I have recently completed a 100,000 word regional mystery novel set in and around the White Mountain Apache Reservation, titled Murder in the Cards. The story combines historical events from the late 1800s with a recent murder that propels part-time psychic and full-time single mom Dulci Ash reluctantly out of her shell and onto the trail of a supernatural killer in the White Mountains of Arizona. [A wordy opening; eliminate the word "regional," since you tell us the region, eliminate the setting in the second sentence, as we already have it, and eliminate "reluctantly," which is assumed of anyone in a shell. Do we need to know she's a single mom in the query?]

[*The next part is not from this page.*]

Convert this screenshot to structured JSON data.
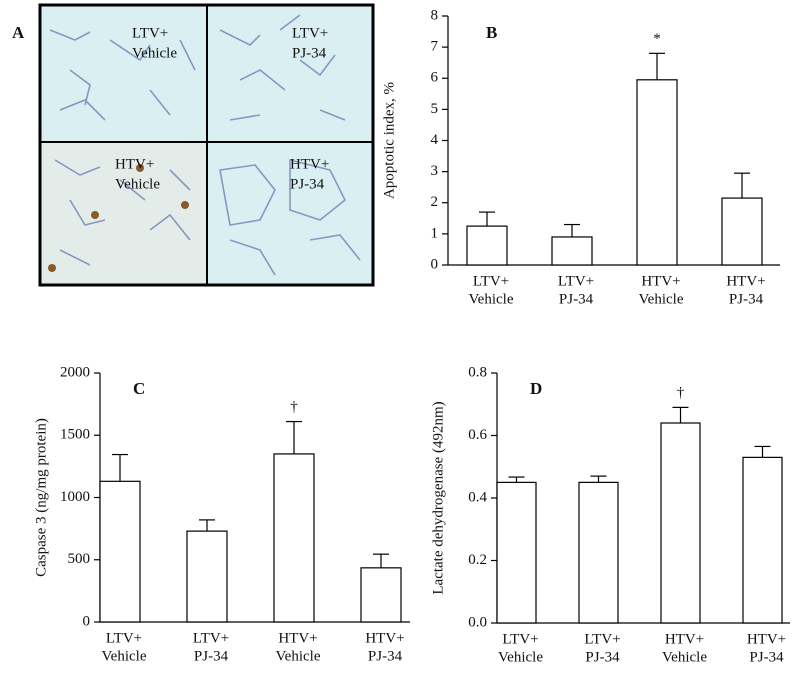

Along with way, she meets Josh Burnett, the all too human singer/songwriter who is accused of the crime, [Look Josh, I'm not saying I want to date a monster or a space alien; but you . . . you're just a little . . . too human.] his father Vince Burnett, an Apache medicine man who's Machiavellian politics make the prince look like a dabbler, [Which explains why cunning, unscrupulous politicians who were once called Machiavellian are now described as "a little like Vince."] and a pumped-up octogenarian madman [, Jack LaLanne,] who has been possessed by the spirit of Coyote, the Native American trickster and meddler.

Historical elements of the story center around the fictionalized account of a famous Apache Medicine Man, Goyani (Apache for The Wise One), [And whose letters can be used to spell "yin," "yang," "yogi," and "Nagy."] ["Nagy"? I include "Nagy" only to explain why I was suddenly reminded of the incident with my Jon Nagy art kit, which included a clear plastic sheet that you put over your television screen so that you could learn to draw like Jon Nagy. One Saturday morning I forgot to put the plastic on the TV, and drew all over the actual screen. Turned out the crayon wiped off the plastic sheet much more easily than off the TV. Mom was not amused. But enough about me.] who was apprehended by local soldiers for inciting an insurrection among the Apache people. Goyani had promised to resurrect four dead Apache War Chiefs to lead the people. [I was about to say, If the best leaders you can come up with are four dead guys, you're in trouble. Then I realized how much better off we'd be today if we had elected the Marx Brothers.] A terrible battle ensued between the soldiers who had come to arrest him and the people of Cibecue, which is widely recognized as the last major battle of the Indian Wars. Goyani ended up being murdered, hands tied behind his back, during the fight. No one knows how history might have changed if he had remained alive long enough to complete the resurrection ceremony. [For starters, the Washington Redskins would be known as the Washington Aryans; the Cleveland Indians would be the Cleveland Crackers; and the Florida State Seminoles would be the Florida State Rhythmless White Guys.]

I have worked as a psychologist on the Apache Reservation for approximately eight years, and am able to combine a thorough understanding of modern Apache culture with fastidious historical research – I worked in the editorial department of a weekly newspaper in Detroit for nearly 10 years before deciding to return to school for my PhD.

I would be glad to send you sample chapters or the full manuscript on your request. Thank you for your time and consideration.

Sincerely,


Notes

If this is Dulci's story, we need to know what happens to her. All we get is that she's after a killer. There's more of Goyani's story here than Dulci's, and while I have no doubt that Goyani's story is told in the book, this is a present-day murder mystery, so concentrate on the present-day plot. Who's dead? Who had motive? Why is Josh locked up? Why is Dulci involved?